We had to spend it apart because Christmas is really important to both our families. I have to go to my grandparents because its the only time I ever see them out of the year, and he has to be with his family because he feels like its the right thing to do.
I totally understand it, but it sucks.
He sees how much its tearing me apart, so next year we are going to try to make it so we are apart on Christmas Eve and Christmas Day, but then he rents a car (we don't own a car because it would cost 300 dollars a month to park it in the city which isn't worth it for us when we can just take the subway or bus most places) and comes to my parents house Christmas night. We'd stay together here that night, and the next day drive to my grandparents house and visit them and then go back home together.
That way we'd only have to be apart one night, which would be MUCH more comforting.
I know what you mean about being miserable when moving away. I was really scared of that when we moved to NY, because I lived in my house in PA all my life before moving in with him. I was afraid of losing every friend I ever made and of missing my family so much.
I know you know how that feels to an extent since you moved away from your parents and sister when you decided to live with Travis. It can be really hard.
Luckily, I worked through it. We made new friends in NY (although not a lot. not nearly the friends I used to have), and I found out that the true friends who cared for me would try to make efforts to come up and visit us.
I feel bad for you if you guys do have to move for that though, especially if its for just a year. When you finally felt settled in somewhere new and got some new good friends it would probably be time to move again
Although, with each other and Kristen, I'm sure you could make it through.

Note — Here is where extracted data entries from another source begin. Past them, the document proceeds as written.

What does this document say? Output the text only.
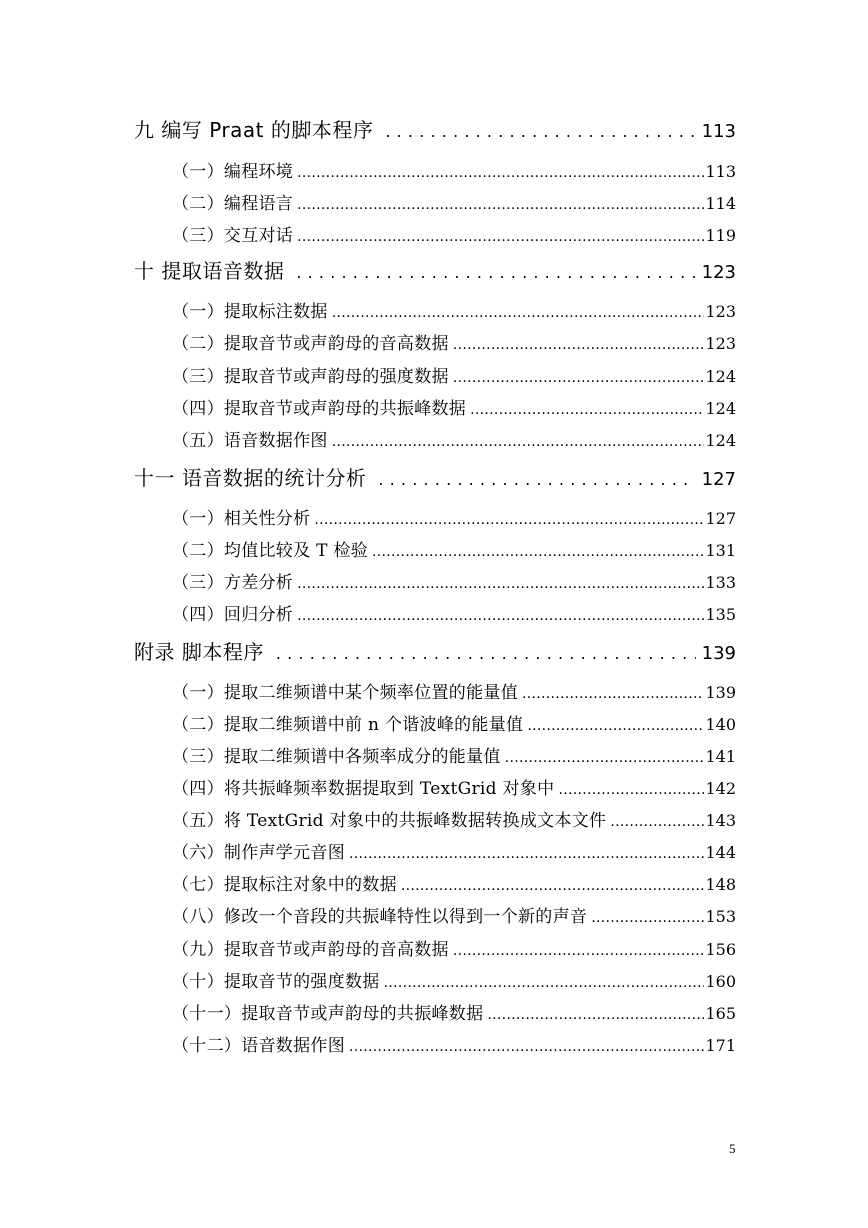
九 编写 Praat 的脚本程序 .....	113
（一）编程环境 .....	113
（二）编程语言 .....	114
（三）交互对话 .....	119
十 提取语音数据 .....	123
（一）提取标注数据 .....	123
（二）提取音节或声韵母的音高数据 .....	123
（三）提取音节或声韵母的强度数据 .....	124
（四）提取音节或声韵母的共振峰数据 .....	124
（五）语音数据作图 .....	124
十一 语音数据的统计分析 .....	127
（一）相关性分析 .....	127
（二）均值比较及 T 检验 .....	131
（三）方差分析 .....	133
（四）回归分析 .....	135
附录 脚本程序 .....	139
（一）提取二维频谱中某个频率位置的能量值 .....	139
（二）提取二维频谱中前 n 个谐波峰的能量值 .....	140
（三）提取二维频谱中各频率成分的能量值 .....	141
（四）将共振峰频率数据提取到 TextGrid 对象中 .....	142
（五）将 TextGrid 对象中的共振峰数据转换成文本文件 .....	143
（六）制作声学元音图 .....	144
（七）提取标注对象中的数据 .....	148
（八）修改一个音段的共振峰特性以得到一个新的声音 .....	153
（九）提取音节或声韵母的音高数据 .....	156
（十）提取音节的强度数据 .....	160
（十一）提取音节或声韵母的共振峰数据 .....	165
（十二）语音数据作图 .....	171
5
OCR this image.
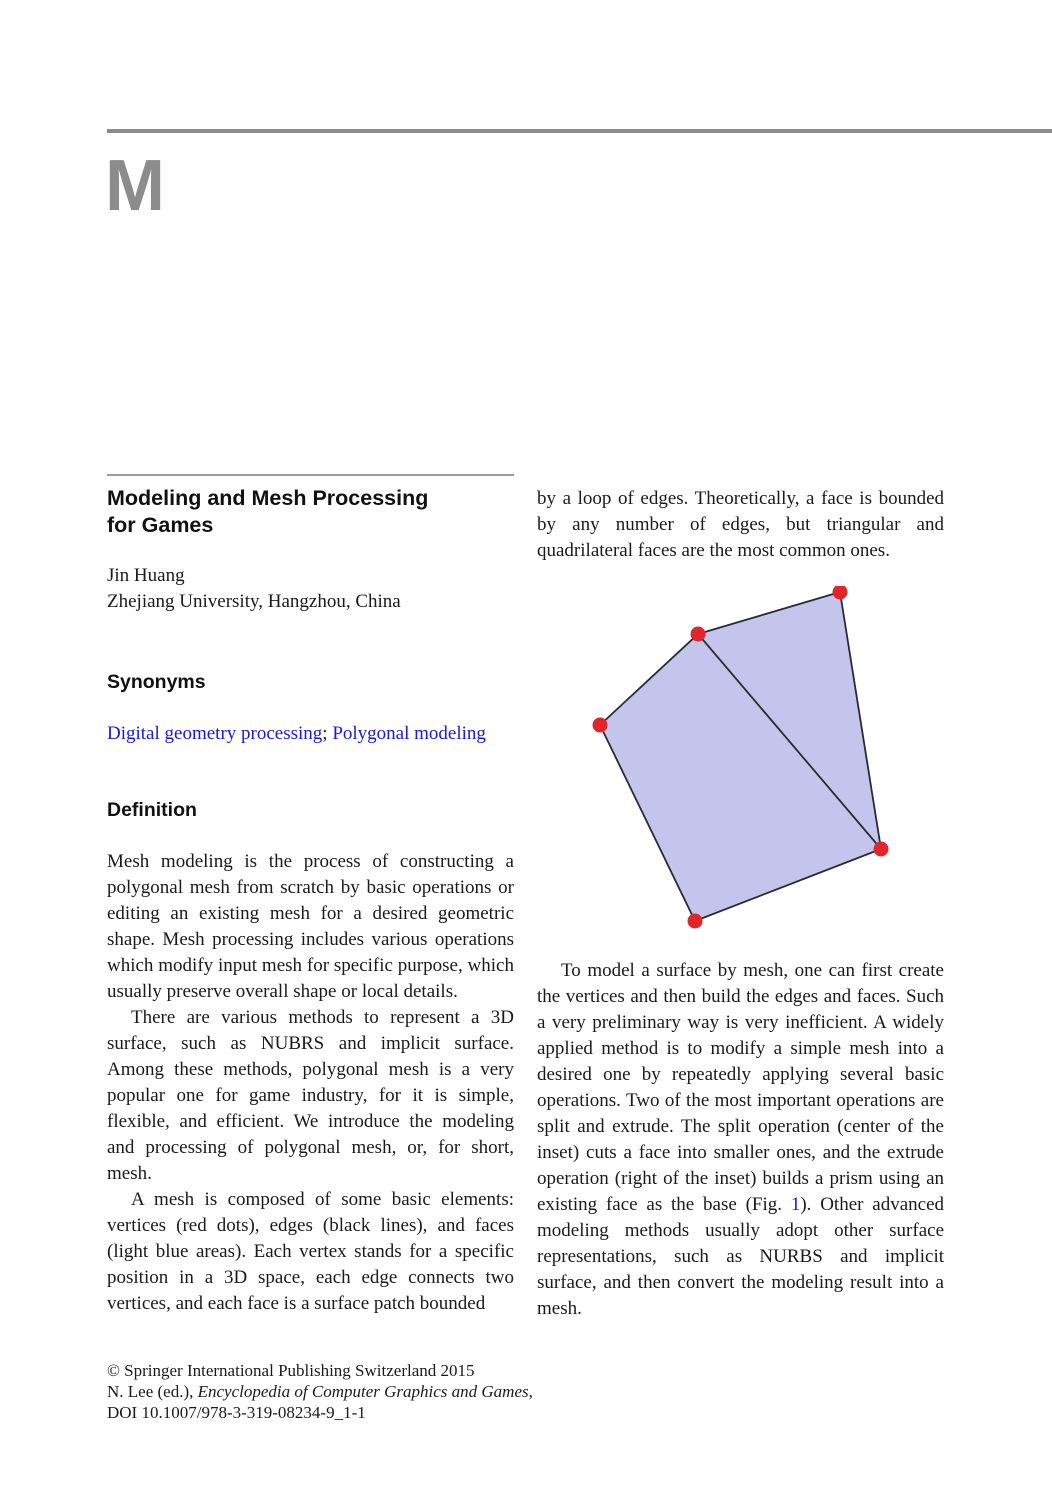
M
Modeling and Mesh Processing
for Games
Jin Huang
Zhejiang University, Hangzhou, China
Synonyms
Digital geometry processing; Polygonal modeling
Definition

Mesh modeling is the process of constructing a polygonal mesh from scratch by basic operations or editing an existing mesh for a desired geometric shape. Mesh processing includes various operations which modify input mesh for specific purpose, which usually preserve overall shape or local details.

There are various methods to represent a 3D surface, such as NUBRS and implicit surface. Among these methods, polygonal mesh is a very popular one for game industry, for it is simple, flexible, and efficient. We introduce the modeling and processing of polygonal mesh, or, for short, mesh.

A mesh is composed of some basic elements: vertices (red dots), edges (black lines), and faces (light blue areas). Each vertex stands for a specific position in a 3D space, each edge connects two vertices, and each face is a surface patch bounded

by a loop of edges. Theoretically, a face is bounded by any number of edges, but triangular and quadrilateral faces are the most common ones.

To model a surface by mesh, one can first create the vertices and then build the edges and faces. Such a very preliminary way is very inefficient. A widely applied method is to modify a simple mesh into a desired one by repeatedly applying several basic operations. Two of the most important operations are split and extrude. The split operation (center of the inset) cuts a face into smaller ones, and the extrude operation (right of the inset) builds a prism using an existing face as the base (Fig. 1). Other advanced modeling methods usually adopt other surface representations, such as NURBS and implicit surface, and then convert the modeling result into a mesh.

© Springer International Publishing Switzerland 2015
N. Lee (ed.), Encyclopedia of Computer Graphics and Games,
DOI 10.1007/978-3-319-08234-9_1-1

I really hope things work out for you though.
I do want to be excited to see my grandparents and happy to spend time with them since they won't be around for long, but I can't help but feel so sad and weird when I am there. I almost feel like I am outside of the family watching their life as a tv show or something, only realization hits and I remember its my life I'm living, and they really are like this.
Writing Mike notes sounds like a good idea. I've actually been keeping a journal he doesn't know about in Microsoft word (its like 40 pages now haha) about everything we have been doing together and the things we go through, both good and bad. I've been doing it for well over a year now, so it has a lot of our relationship in it (although not all of it). I'm thinking about giving it to him one day, maybe after engagement or marriage or something, as kind of a gift and a memory of our story.